Emma -   Well, it' important because we've known for a number of years that memories, once acquired by the brain are not just resistant and stored away like files in filing cabinet.  Once a memory is recalled, it's actually opened up again and what we call 'de-stabilised'.  So, in this stage, it can integrate new information and be updated.  So, by retrieving your fearful memory, you de-stabilise it.  in that instance, if you have interfering therapies, be there behavioural therapies or drugs, one of the ultimate goals for a lot of research right now is blocking the persistence of those damaging or fearful memories.  So, you'll retrieve them, they become de-stabilised and at that point, you use a therapy which will prevent them from persisting.

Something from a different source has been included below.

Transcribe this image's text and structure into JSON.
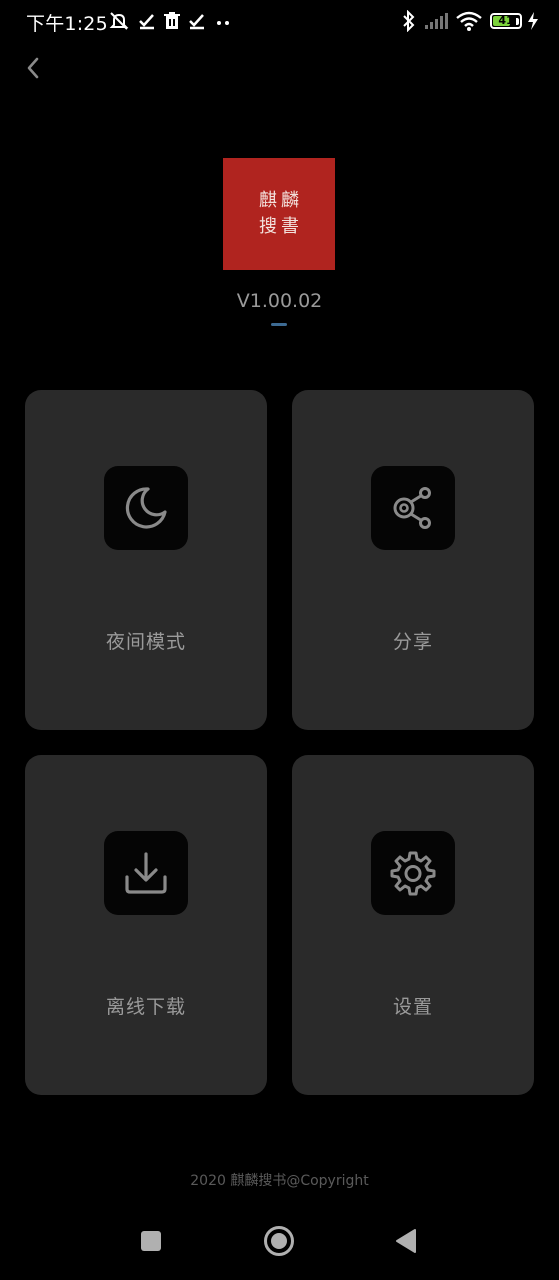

Ginny -   Quickly, you mentioned a drug that might be useful for this.  How long is it going to be before we have one that we can actually use to help people or is it already there?

Emma -   At the moment, there's no real drugs that can target the memory sides of PTSD.  Most people are treated with antidepressants or anti-anxiety drugs.  But research is really striving on to try and find particularly balance of the chemicals involved in the stress system such as adrenaline which not only has act on the body, but acts in the brain as noradrenalin.  So, there's a lot of focus on blocking the receptors for noradrenalin in the brain and trying to understand how that might be able to be a future treatment maybe.

Ginny -   Lots of promising ideas then.  Thank you.  That was Dr. Emma Cahil from Cambridge University.